Like other value-added services, the sales cycle for fulfillment services can be long, and the implementation from the time you make the sale to the time you have the merchandise in the warehouse can be months. It takes finding the person with the “pain point” and doing a consultative sell. This means selling problem-solving and benefits.

Prior to going live, pull together an example of how you can fulfill the prospect’s program requirements. Develop a website that illustrates your understanding of the order fulfillment process. Include all of the sub-processes, from requisition through assembly, picking, packing, quality assurance, and shipping. Dedicate at least one page to each of the following:

  • Item selection
  • Order entry/shopping cart
  • Internal order processing
  • Product customization (if applicable)
  • Kitting and assembly
  • Pick-and-pack
  • Shipment tracking
  • Returns handling
  • Reports and accounting

Then put your online fulfillment capabilities to the test. In the customer’s office, have the prospect go to your website, choose an item from your catalog, and select a delivery option. Literally fulfill the “order” and ship it to the prospect. Not only does this give you a hands-on example, but it also provides an excellent opportunity for the salesperson to follow up when the order is delivered (which you know from the shipper’s tracking information), and to confirm what you already know — that the item got there as promised.

Customer Service

Business and retail customers have high levels of service expectations. You have no doubt experienced both exceptional and problematic customer service. Companies that provide outstanding support are the ones with streamlined workflows, strict quality assurance processes, and accurate and timely information-gathering and distribution.
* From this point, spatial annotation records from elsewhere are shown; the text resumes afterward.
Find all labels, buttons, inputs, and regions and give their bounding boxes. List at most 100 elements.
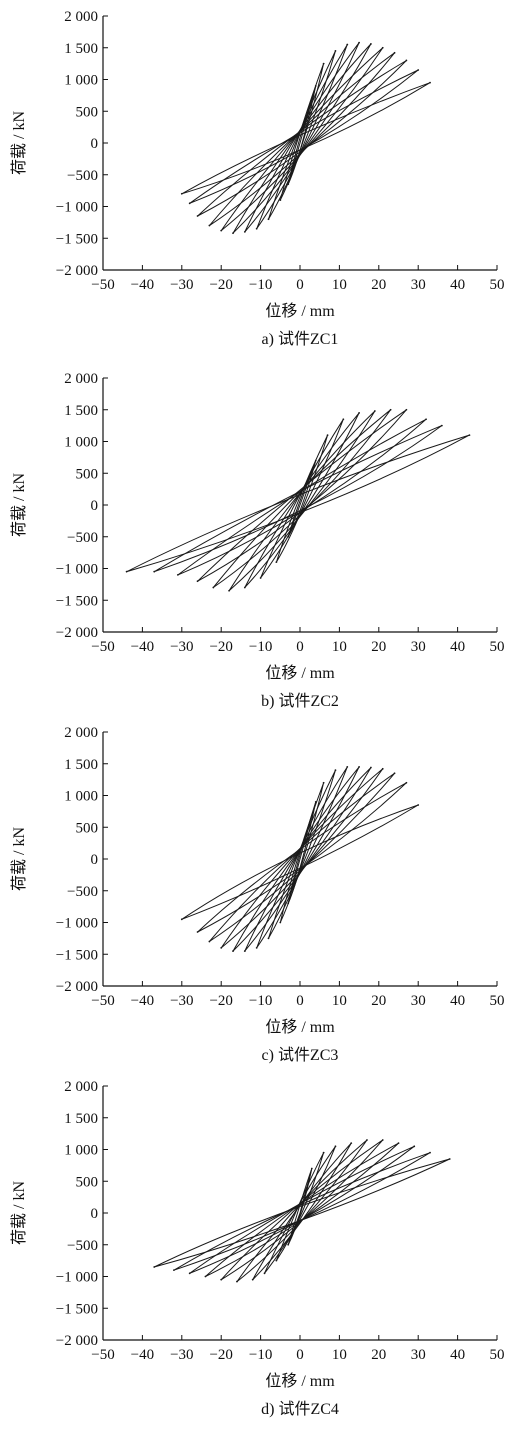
loop-peak-positive: [448, 1158, 451, 1160]
loop-peak-positive: [358, 412, 360, 414]
loop-peak-negative: [220, 947, 223, 949]
x-tick-label: −30: [170, 993, 193, 1009]
y-tick-label: 1 500: [64, 757, 98, 773]
loop-peak-negative: [220, 229, 223, 232]
x-tick-label: 20: [371, 1347, 386, 1363]
loop-peak-negative: [255, 227, 258, 230]
x-tick-label: 20: [371, 639, 386, 655]
y-tick-label: 1 500: [64, 1111, 98, 1127]
x-tick-label: −30: [170, 1347, 193, 1363]
loop-peak-negative: [267, 937, 270, 940]
x-tick-label: −10: [249, 277, 272, 293]
loop-peak-negative: [176, 573, 179, 576]
loop-peak-positive: [322, 62, 325, 65]
x-tick-label: −40: [131, 993, 154, 1009]
y-tick-label: 500: [76, 466, 99, 482]
y-tick-label: −1 000: [56, 562, 98, 578]
loop-peak-negative: [279, 199, 282, 202]
y-tick-label: −2 000: [56, 979, 98, 995]
x-tick-label: −10: [249, 993, 272, 1009]
loop-peak-positive: [429, 81, 431, 84]
y-tick-label: 1 000: [64, 73, 98, 89]
loop-peak-positive: [425, 418, 427, 421]
x-tick-label: −50: [91, 993, 114, 1009]
hysteresis-loop: [209, 52, 395, 227]
loop-peak-positive: [346, 43, 349, 46]
loop-peak-positive: [334, 50, 337, 52]
loop-peak-positive: [346, 766, 349, 768]
loop-peak-negative: [259, 577, 262, 579]
chart-caption: c) 试件ZC3: [262, 1046, 339, 1064]
loop-peak-positive: [393, 772, 396, 775]
loop-peak-negative: [263, 1272, 266, 1275]
y-tick-label: 1 000: [64, 1143, 98, 1159]
loop-peak-negative: [228, 589, 230, 592]
loop-peak-positive: [381, 1139, 384, 1141]
loop-peak-positive: [429, 1151, 431, 1154]
y-tick-label: 1 500: [64, 403, 98, 419]
loop-peak-positive: [397, 1142, 400, 1145]
loop-peak-negative: [125, 570, 128, 573]
loop-peak-negative: [188, 202, 191, 205]
loop-peak-negative: [267, 218, 270, 221]
y-tick-label: 2 000: [64, 9, 98, 25]
x-tick-label: 40: [450, 639, 465, 655]
x-tick-label: −10: [249, 1347, 272, 1363]
hysteresis-loop: [173, 1152, 431, 1271]
hysteresis-loop: [209, 772, 395, 942]
loop-peak-negative: [251, 1278, 254, 1281]
x-tick-label: 40: [450, 1347, 465, 1363]
loop-peak-positive: [370, 43, 372, 45]
x-tick-label: 20: [371, 993, 386, 1009]
x-tick-label: −20: [209, 639, 232, 655]
loop-peak-negative: [243, 586, 246, 589]
loop-peak-positive: [350, 1142, 353, 1145]
y-tick-label: 0: [91, 852, 99, 868]
loop-peak-negative: [212, 586, 215, 589]
hysteresis-loop: [232, 43, 372, 234]
loop-peak-positive: [417, 804, 420, 806]
x-tick-label: 10: [332, 639, 347, 655]
x-tick-label: 50: [490, 1347, 505, 1363]
y-tick-label: 500: [76, 1174, 99, 1190]
loop-peak-negative: [243, 231, 246, 233]
x-tick-label: −20: [209, 277, 232, 293]
loop-peak-negative: [196, 580, 199, 583]
y-tick-label: −1 500: [56, 231, 98, 247]
loop-peak-negative: [180, 192, 183, 195]
initial-branch: [287, 1168, 313, 1245]
x-tick-label: 0: [296, 639, 304, 655]
y-tick-label: −1 000: [56, 200, 98, 216]
x-tick-label: 0: [296, 277, 304, 293]
y-tick-label: −1 000: [56, 1270, 98, 1286]
x-tick-label: 20: [371, 277, 386, 293]
loop-peak-positive: [334, 769, 337, 771]
chart-caption: b) 试件ZC2: [261, 692, 339, 710]
x-tick-label: 0: [296, 993, 304, 1009]
loop-peak-positive: [322, 781, 325, 784]
x-tick-label: 0: [296, 1347, 304, 1363]
x-tick-label: −30: [170, 277, 193, 293]
loop-peak-positive: [405, 59, 408, 62]
y-tick-label: −2 000: [56, 625, 98, 641]
loop-peak-negative: [275, 561, 278, 564]
hysteresis-loop: [220, 47, 384, 231]
loop-peak-negative: [188, 1272, 191, 1275]
loop-peak-positive: [326, 434, 329, 437]
x-tick-label: 50: [490, 639, 505, 655]
y-tick-label: 500: [76, 104, 99, 120]
loop-peak-negative: [208, 940, 211, 943]
chart-caption: d) 试件ZC4: [261, 1400, 339, 1418]
x-tick-label: −50: [91, 277, 114, 293]
y-tick-label: −500: [67, 1238, 98, 1254]
y-tick-label: 0: [91, 136, 99, 152]
x-tick-label: 10: [332, 1347, 347, 1363]
y-tick-label: −500: [67, 530, 98, 546]
loop-peak-negative: [196, 931, 199, 933]
x-tick-label: −10: [249, 639, 272, 655]
initial-branch: [287, 85, 317, 185]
Technology is not customer service, but a tool for providing it. Use technology to ensure that your processes are integrated into your overall corporate strategy and can provide timely information.

Customer service support for both mailing and fulfillment operations has three elements:

Access. Access means enabling your customers to see the status of their jobs in real time from any location. End users may want to know whether the order has been shipped and, if so, the shipper’s tracking number. Your customers may want to know how well a promotion is doing based on the number of orders placed within two days of their mail being received.
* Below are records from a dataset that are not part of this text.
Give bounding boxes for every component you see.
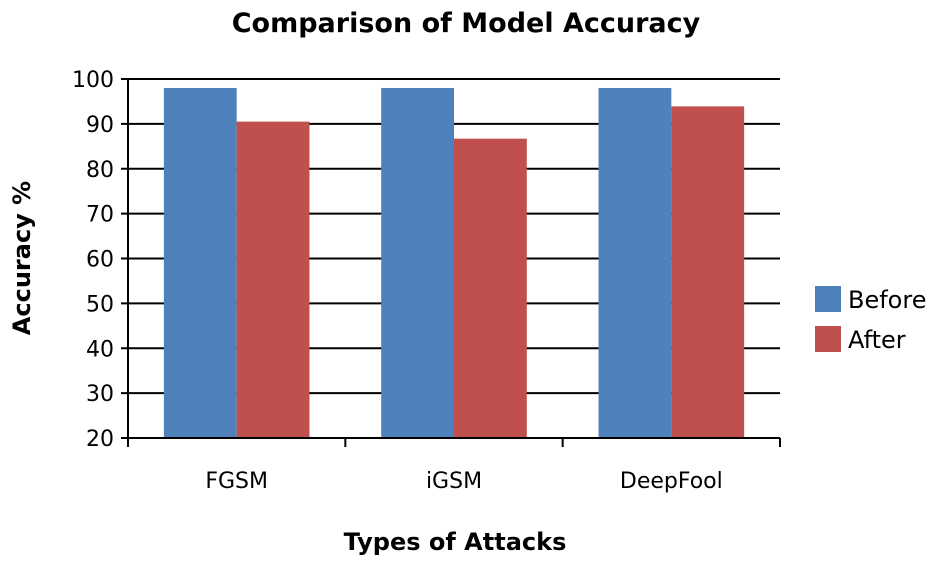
chart-title: Comparison of Model Accuracy (232, 8, 701, 39)
x-tick-label: iGSM (426, 469, 482, 494)
legend: Before After (815, 286, 926, 354)
legend-swatch-before (815, 286, 841, 312)
bar-after (671, 106, 745, 438)
bar-after (236, 121, 310, 438)
x-tick-label: FGSM (205, 469, 268, 494)
x-tick-label: DeepFool (620, 469, 723, 494)
y-tick-label: 30 (86, 382, 114, 407)
bars (163, 87, 745, 438)
y-tick-label: 60 (86, 248, 114, 273)
axes (121, 78, 781, 447)
x-tick-labels: FGSM iGSM DeepFool (205, 469, 722, 494)
x-axis-label: Types of Attacks (344, 528, 567, 556)
legend-label-before: Before (848, 286, 926, 314)
y-tick-label: 20 (86, 427, 114, 452)
legend-label-after: After (848, 326, 906, 354)
bar-before (598, 87, 672, 438)
y-tick-label: 80 (86, 158, 114, 183)
y-tick-label: 50 (86, 292, 114, 317)
bar-before (381, 87, 454, 438)
bar-before (163, 87, 237, 438)
y-tick-label: 90 (86, 113, 114, 138)
y-tick-labels: 20 30 40 50 60 70 80 90 100 (72, 68, 114, 452)
legend-swatch-after (815, 326, 841, 352)
y-axis-label: Accuracy % (8, 181, 36, 335)
y-tick-label: 40 (86, 337, 114, 362)
y-tick-label: 70 (86, 203, 114, 228)
y-tick-label: 100 (72, 68, 114, 93)
bar-after (454, 138, 527, 438)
Awareness. Awareness is the human element. One of the biggest complaints of some procurement managers is that companies waited too long to tell them about a problem. Delays take away options. It is one thing to provide your customer with information. It is another to call and make them aware of a problem and possible solutions right away. Solving a problem as soon as you know about it is always better than waiting to solving it after the customer knows about it.

Follow-through. Follow-through can be human, of course, as you work with a customer on an issue or just to provide information. The outcome can be simple, computer-generated activity reports or more comprehensive analyses provided by your sales rep. E-commerce, in particular, increases the demands placed on the customer service elements of your mailing and fulfillment operation. To meet these challenges, ensure that appropriate measurement tools are in place and networked, quality assurance procedures and practices are sound, and tracking and reporting are established throughout the facility and are readily available for easy analysis.

Selling to prospects that have a choice requires your sales force to have a compelling offering. Your marketing plan should provide guidance on the fulfillment services opportunity, your company’s strengths and weaknesses, and how to differentiate yourself in the marketplace. All that will be for naught if you are not competitive.